Saldo noted that there is a threat of Ukrainians “blowing up” the dam of the Kakhovka hydroelectric power plant and it shouldn’t be ignored.

He added that preventive measures of discharging water from the Kakhovka reservoir are now being taken in case of action from Ukraine.

“The North Crimean and main canals will be additionally opened for water discharge. Water is being discharged,” the official said, adding that “some missiles reach the area of the station, but most of them are shot down by our air defense.”


Ukrainian official says Russia dirty bomb allegations have become “something of a joke”

Ukraine is not developing a so-called dirty bomb — as Russia has alleged without evidence — Gen. Kyrylo Budanov, chief of the Defense Intelligence of Ukraine, told CNN.

“This is a question that became something of a joke. And my answer is direct: We’re not getting prepared. We are not working on a dirty bomb,” Budanov told CNN’s Nic Robertson.

A dirty bomb is a weapon that combines conventional explosives like dynamite and radioactive material like uranium.

Ukraine has invited the International Atomic Energy Agency (IAEA) inspectors to visit the facilities where Russia alleges the bombs are being developed.
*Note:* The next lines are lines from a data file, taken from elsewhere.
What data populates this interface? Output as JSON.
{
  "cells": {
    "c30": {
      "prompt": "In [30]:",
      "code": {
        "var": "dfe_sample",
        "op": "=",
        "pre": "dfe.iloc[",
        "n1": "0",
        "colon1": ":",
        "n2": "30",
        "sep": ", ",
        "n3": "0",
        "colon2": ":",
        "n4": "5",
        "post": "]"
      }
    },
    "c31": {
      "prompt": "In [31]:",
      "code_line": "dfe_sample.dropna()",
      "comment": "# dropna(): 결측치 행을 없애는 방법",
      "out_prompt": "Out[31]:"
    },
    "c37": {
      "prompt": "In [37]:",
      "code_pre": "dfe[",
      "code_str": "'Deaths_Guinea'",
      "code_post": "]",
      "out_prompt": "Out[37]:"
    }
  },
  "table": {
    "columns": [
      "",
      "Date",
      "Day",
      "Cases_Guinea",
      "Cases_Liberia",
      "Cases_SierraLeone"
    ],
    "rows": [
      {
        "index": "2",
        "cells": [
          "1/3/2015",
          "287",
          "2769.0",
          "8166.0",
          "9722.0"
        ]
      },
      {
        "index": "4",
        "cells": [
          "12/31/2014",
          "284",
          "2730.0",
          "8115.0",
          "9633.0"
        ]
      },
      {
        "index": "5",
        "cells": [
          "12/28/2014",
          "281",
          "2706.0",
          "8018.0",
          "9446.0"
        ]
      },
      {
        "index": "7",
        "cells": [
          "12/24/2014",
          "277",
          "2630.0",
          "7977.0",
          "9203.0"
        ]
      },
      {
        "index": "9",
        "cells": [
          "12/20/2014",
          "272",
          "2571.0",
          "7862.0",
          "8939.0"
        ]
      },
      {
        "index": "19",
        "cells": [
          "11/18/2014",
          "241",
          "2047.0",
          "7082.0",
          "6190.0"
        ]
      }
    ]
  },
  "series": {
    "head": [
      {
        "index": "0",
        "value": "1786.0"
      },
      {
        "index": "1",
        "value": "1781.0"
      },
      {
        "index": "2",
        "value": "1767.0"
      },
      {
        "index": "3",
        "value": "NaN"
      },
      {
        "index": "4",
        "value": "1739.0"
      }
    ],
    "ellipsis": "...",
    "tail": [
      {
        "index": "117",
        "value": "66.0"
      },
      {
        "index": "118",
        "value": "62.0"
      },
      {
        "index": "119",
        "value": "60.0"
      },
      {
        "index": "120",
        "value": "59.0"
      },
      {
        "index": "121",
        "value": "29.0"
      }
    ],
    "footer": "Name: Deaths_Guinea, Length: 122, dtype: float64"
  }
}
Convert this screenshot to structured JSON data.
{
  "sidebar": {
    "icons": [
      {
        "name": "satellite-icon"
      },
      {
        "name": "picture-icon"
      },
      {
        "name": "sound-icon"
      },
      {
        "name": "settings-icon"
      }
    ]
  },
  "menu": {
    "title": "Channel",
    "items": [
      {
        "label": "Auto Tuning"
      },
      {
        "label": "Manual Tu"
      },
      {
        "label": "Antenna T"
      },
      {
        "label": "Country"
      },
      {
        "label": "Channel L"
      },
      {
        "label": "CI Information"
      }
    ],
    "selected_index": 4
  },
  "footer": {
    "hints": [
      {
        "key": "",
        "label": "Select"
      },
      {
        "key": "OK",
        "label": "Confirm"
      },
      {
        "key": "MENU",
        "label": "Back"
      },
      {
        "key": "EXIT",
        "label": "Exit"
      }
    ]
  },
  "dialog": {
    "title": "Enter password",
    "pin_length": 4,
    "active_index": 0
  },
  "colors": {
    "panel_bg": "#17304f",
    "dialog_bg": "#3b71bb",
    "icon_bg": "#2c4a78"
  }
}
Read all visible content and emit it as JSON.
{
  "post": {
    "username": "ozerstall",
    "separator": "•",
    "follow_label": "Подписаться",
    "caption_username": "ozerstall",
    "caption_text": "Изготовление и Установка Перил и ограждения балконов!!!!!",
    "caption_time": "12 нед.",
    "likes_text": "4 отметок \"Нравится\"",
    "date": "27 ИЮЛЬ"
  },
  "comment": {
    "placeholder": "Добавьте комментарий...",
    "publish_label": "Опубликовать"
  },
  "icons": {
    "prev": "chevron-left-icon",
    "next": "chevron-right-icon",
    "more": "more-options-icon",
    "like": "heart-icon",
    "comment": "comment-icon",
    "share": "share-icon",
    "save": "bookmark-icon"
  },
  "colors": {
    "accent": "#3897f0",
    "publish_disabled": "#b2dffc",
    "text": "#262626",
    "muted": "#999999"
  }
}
“We’re absolutely supporting the visit of IAEA mission, and we are waiting for them. We’re waiting for them to visit all nuclear facilities,” Budanov said, adding that the sooner they arrive, the quicker Ukraine can clear Russia’s allegations.

Earlier on Wednesday, Russian President Vladimir Putin reiterated Moscow’s claim that Ukraine was planning to use the bomb for “provocations.”

NATO Secretary-General Jens Stoltenberg has called the claims “transparently false” and said that they must not be used by the Kremlin as a pretext to escalate the war.